Amy Trigg’s play about life with spina bifida is a tremendous piece of writing and acting, but repeats are for television

Amy Trigg, photographed by Marc Brenner

Reasons You Should(n’t) Love Me
Kiln, London, until November 26

Under the inspirational leadership of Indhu Rubasingham, the Kiln in north London was not so long ago one of the great power houses of British theatre
with its shows transferring – once simultaneously – to the West End and
Broadway. Just lately, it appears to have run out of ideas.

After repeating its production of Handbagged, it’s now repeating Reasons You Should(n’t) Love Me following a regional tour. It can only be a matter of time before Adrian Lester and Red Velvet come back again as part of what is starting to look like the Kiln’s Greatest Hits season.

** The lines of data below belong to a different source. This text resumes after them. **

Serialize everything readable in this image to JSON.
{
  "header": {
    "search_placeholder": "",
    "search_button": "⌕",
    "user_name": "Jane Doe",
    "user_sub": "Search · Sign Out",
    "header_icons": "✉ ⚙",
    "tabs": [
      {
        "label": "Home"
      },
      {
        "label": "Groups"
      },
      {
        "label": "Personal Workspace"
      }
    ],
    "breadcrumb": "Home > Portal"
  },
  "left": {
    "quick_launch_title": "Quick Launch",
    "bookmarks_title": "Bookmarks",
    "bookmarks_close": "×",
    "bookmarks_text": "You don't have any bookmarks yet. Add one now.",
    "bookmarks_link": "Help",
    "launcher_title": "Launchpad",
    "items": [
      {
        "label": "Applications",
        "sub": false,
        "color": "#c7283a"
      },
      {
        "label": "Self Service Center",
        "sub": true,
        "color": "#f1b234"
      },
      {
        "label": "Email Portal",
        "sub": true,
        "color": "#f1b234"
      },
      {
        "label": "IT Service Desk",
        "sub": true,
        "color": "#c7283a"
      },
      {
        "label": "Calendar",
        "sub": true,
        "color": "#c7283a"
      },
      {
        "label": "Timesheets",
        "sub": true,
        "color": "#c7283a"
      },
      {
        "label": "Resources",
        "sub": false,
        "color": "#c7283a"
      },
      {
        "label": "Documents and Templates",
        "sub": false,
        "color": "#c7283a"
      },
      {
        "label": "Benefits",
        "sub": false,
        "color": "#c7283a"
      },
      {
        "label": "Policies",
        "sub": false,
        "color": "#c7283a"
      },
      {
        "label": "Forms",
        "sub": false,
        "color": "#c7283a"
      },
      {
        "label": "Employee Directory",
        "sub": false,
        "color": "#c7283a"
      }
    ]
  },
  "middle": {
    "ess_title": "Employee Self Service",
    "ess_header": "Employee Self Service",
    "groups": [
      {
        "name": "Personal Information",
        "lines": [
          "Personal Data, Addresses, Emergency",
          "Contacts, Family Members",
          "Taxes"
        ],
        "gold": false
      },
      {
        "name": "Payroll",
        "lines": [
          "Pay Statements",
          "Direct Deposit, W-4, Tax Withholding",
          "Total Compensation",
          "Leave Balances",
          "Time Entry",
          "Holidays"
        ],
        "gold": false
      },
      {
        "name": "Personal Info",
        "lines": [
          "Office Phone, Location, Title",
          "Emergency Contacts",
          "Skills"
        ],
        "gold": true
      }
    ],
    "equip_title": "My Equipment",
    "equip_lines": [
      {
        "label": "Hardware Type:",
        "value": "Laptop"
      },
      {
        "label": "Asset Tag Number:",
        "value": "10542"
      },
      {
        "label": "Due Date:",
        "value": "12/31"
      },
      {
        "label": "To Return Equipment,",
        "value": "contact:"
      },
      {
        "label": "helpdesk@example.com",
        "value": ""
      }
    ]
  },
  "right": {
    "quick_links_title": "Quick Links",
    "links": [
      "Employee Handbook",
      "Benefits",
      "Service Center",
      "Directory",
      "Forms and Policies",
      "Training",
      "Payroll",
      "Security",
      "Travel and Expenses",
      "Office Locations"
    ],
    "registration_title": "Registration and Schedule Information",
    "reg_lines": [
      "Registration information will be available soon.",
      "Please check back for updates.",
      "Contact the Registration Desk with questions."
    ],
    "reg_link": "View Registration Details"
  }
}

I don’t dispute that Amy Trigg’s play about life with spina bifida is a tremendous piece of writing and acting – and I said as much when I first
reviewed it here the summer before last – but repeats are for television, not for theatres with pretensions to be cutting edge. Surely to God the Kiln can find some exciting new writing out there?

In a fair and just world this production, directed by Charlotte Bennett, should, of course, have headed off not for the regions but for the West End and maybe even a television adaptation. I dare say, going back six or seven years or earlier, that might have been possible even in the commercial theatre. There have, after all, been plays about people with disabilities such as A Day in the Death of Joe Egg that have done very well for themselves in the centre of town.

Maybe it’s our politics over-spilling, but it seems to me that sensitive, intelligent drama about minorities is being increasingly kettled. Difference just doesn’t seem to be fashionable any more.